Bearing this in mind, we make the following recom-mendations.
Future research should be based on equity-grounded theories addressing trauma, interpersonal violence, and social determinants of health. A thoughtful approach should be taken to “hypotheses, study design, measured variables, and unmeasured covariates likely to be important, as well as potential confounders and possibilities of selection bias.” 41
Research should be designed and implemented with the input of affected communities, including those with lived experiences of trafficking, using established community-based participatory research engagement strategies and ethics.
Balance measures, used to assess for unintended consequences, may be developed in partnership with people affected by trafficking-specific interventions, such as adults engaged in commercial sex and undocumented migrant workers. Every effort should be made to center the voices of those at the margins of US society, including, but not limited to, labor-trafficked people; American Indian/Alaska Native, Native Hawaiian/Other Pacific Islander, Black, and indigenous people, and people of color; unaccompanied migrant minors; men and boys; and people who identify as LGBTQ2S+.
Research agendas should be shaped by diverse audiences including academic researchers, public health practitioners, policy makers, and global, national, and community-based advocacy organizations of affected populations, including those with lived experience.
All public health antitrafficking research should be critically appraised for: theoretical frameworks used/not used populations studied and excluded rigor of methodologies candidness and clarity of translation of findings, including the limitations of its generalizability contextualization in the broader societal and historical context.

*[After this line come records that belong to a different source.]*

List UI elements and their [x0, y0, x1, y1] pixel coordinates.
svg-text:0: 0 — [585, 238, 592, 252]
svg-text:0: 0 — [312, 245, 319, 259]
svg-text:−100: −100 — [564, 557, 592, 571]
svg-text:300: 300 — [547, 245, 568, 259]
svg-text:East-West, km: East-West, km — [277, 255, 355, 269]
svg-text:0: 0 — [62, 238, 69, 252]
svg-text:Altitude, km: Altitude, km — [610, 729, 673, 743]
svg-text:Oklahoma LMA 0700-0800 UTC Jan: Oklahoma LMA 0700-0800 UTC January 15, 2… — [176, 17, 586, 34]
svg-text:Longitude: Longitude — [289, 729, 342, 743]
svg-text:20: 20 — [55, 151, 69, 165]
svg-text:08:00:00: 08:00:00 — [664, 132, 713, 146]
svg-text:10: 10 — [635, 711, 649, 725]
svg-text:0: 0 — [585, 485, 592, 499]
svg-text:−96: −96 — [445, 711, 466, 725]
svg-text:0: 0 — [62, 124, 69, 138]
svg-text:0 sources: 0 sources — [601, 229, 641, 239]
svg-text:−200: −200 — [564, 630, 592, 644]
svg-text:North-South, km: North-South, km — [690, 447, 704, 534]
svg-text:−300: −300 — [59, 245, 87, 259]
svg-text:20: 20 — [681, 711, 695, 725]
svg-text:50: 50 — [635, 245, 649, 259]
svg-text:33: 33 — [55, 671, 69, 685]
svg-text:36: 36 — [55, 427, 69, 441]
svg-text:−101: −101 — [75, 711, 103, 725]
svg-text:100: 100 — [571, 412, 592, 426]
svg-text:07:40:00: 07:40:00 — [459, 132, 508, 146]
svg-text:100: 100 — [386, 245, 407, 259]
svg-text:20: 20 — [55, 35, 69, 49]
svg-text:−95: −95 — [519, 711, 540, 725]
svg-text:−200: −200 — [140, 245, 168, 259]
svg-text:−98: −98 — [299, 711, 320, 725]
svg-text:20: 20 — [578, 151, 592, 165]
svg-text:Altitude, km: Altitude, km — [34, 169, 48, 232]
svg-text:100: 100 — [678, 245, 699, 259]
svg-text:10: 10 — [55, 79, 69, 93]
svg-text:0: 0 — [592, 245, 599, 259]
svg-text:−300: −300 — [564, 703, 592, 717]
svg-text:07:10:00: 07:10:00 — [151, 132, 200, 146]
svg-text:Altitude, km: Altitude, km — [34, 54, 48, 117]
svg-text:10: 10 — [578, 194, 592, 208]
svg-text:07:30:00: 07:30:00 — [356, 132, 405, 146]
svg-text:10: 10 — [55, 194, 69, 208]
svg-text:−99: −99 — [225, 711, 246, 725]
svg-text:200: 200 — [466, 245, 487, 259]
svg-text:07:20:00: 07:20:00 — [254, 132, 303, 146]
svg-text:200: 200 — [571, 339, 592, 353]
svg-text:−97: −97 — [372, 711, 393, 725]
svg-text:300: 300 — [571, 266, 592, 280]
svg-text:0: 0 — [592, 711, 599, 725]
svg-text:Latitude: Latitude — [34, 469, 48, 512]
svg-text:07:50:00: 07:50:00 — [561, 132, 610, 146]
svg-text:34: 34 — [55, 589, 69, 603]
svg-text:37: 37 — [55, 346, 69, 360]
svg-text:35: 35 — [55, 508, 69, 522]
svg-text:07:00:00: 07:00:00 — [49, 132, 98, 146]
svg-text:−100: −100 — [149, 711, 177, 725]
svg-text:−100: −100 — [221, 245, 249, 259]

Public health research, if conducted rigorously and grounded in equity, has the power to change the systems and structures that allow human trafficking to persist and propagate. We need to reflect on limitations of prior research and learn from those with lived experience of human trafficking to shape the future of public health anti-trafficking research.
Footnotes
Declaration of Conflicting Interests
The authors declared no potential conflicts of interest with respect to the research, authorship, and/or publication of this article.
Funding
The authors received no financial support for the research, authorship, and/or publication of this article.